А отточенная формальная виртуозность менестрельного искусства, особенно впечатляющая своей «незаготовленностью» - импровизационно-живым осуществлением, придает мимолетным радостям досуга бессмертие. Как ни парадоксально, но баллады и эстампиды средневековых увеселителей вполне сопоставимы с иконами в драгоценных окладах. Только блеском вневременного света обрамлены не священные лики, а лица «чемпионов» куртуазного флирта и отзывчивых на поклонение дам, и даже рожи циничных пропойц или наивных обжор. Их эфемерное счастье музыкально-поэтически «увековечивалось». Так общая для Средних веков, догматически отформулированная в церковной культуре вера в «жизнь вечную» проецировалась на бытовую посюсторонность. Уравновешивая строгий регламент-религиозной серьезности, средневековое менестрельство по-своему подчинялось его главным ценностям.
Музыкальные увеселения в Средние века были по-своему «высоки». Прежде всего - в чисто художественном плане. Конечно, большая часть публики искала в песнях и танцах ярко поданных импульсов танцевальности, эротики, смеха. Но поднаторевшие слушатели наслаждались - поверх будоражащих чувственность сюжетов о наивной девице, которую «ibi deflorare», - художественным изобретением, его «соттили». Под «соттили» подразумевалась изощренная нюансированность напева и игры, а также - тихозвучные смычковые и щипковые инструменты, акустически выражавшие идеал «сладостности», «чарующей нежности», тонкости выдумки. Взаимопроникновение качеств «гросси» и «соттили» в средневековом менестрельстве превращало музыкальное увеселение из простого «потакания» развлекательным потребностям в рафинированную художественно-интеллектуальную игру.
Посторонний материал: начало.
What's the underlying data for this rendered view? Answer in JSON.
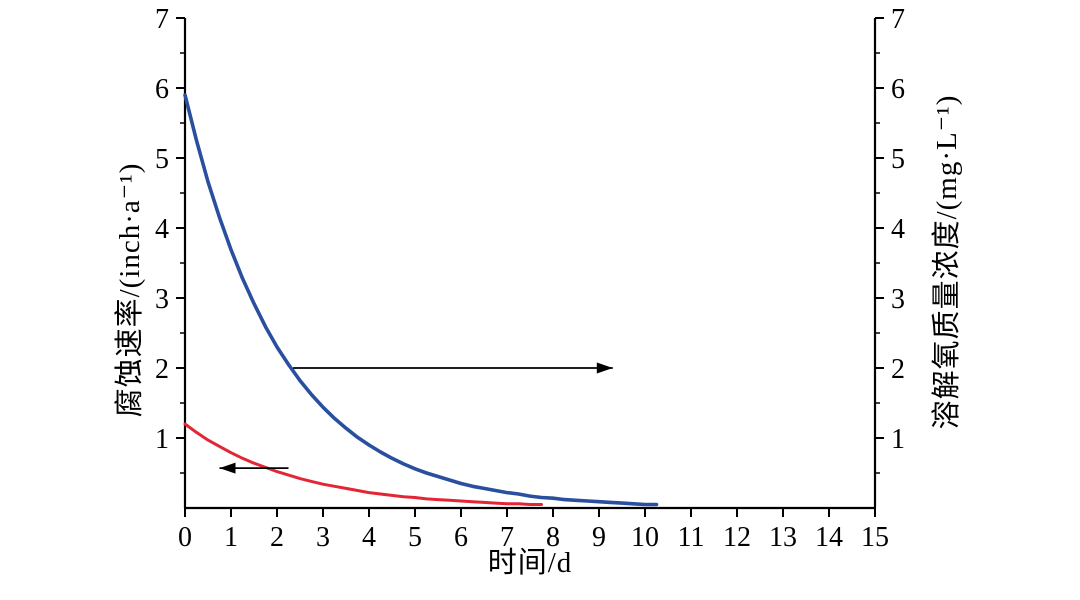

По-своему сочетались начала «гросси» и «соттили» в творчестве русских скоморохов. Их «ватаги» (более или менее постоянные труппы артистов) поражали слушателей не только акустической интенсивностью звучания и безудержностью «играния и плясания». Сильнейшим средством «расковывания» публики был глум. Скоморохи пели глумливые песни (вроде «Службы кабаку», пародирующей
православный ритуал) и даже непосредственно глумились над своей аудиторией (зафиксированы случаи шутовского вымогательства, воровства и драк, которые скоморохи устраивали в «осчастливленных» их гастролями селениях). Нарушая привычный порядок жизни, скоморохи переключали «будни» в «праздник», - «праздник» со специфически отечественными чертами, вроде разбитых физиономий и материального ущерба. В то же время «глум» оттачивался в духе «соттили», в направлении рафинированно-абсурдистского манипулирования со штампами официальной словесности, которые становились материалом для причудливой балагурной мозаики. Вот фрагмент из «Росписи о приданом» XVII века:
«Вначале 8 дворов крестьянских
промеж Лебедяни, на Старой Резани, не доезжая Казани,
где пьяных вязали
меж неба и земли, поверх лесу и воды.
Да 8 дворов бобыльских,
в них полтора человека с четвертью,
3 человека деловых людей, 4 человека в бегах
да 2 человека в бедах,
один в тюрьме, а другой в воде <.. >
Да в тех же дворах сделано
конюшня, в ней 4 журавля стоялых,
один конь гнед, а шерсти на нем нет,
передом сечет, а задом волочет
да 2 кошки дойных»6
В развлекательной музыке Средневековье кончилось в XVIII веке. Устный профессионализм деградировал под влиянием письменной композиции, светская область которой вырабатывала свой кодекс развлекательности, предназначенный для аристократической публики. Поскольку вкусы высшего сословия в обществе, в котором средний класс стремился к власти, становились престижной этикеткой, постольку и письменное музыкальное мышление распространялось из дворянских концертных собраний в сферу общедоступности. Разумеется, при этом письменные стили огрублялись. Вытеснив устную импровизацию, они снизили планку развлекательного артистизма. Утрату кодекса мастерства пришлось компенсировать иными эффектами.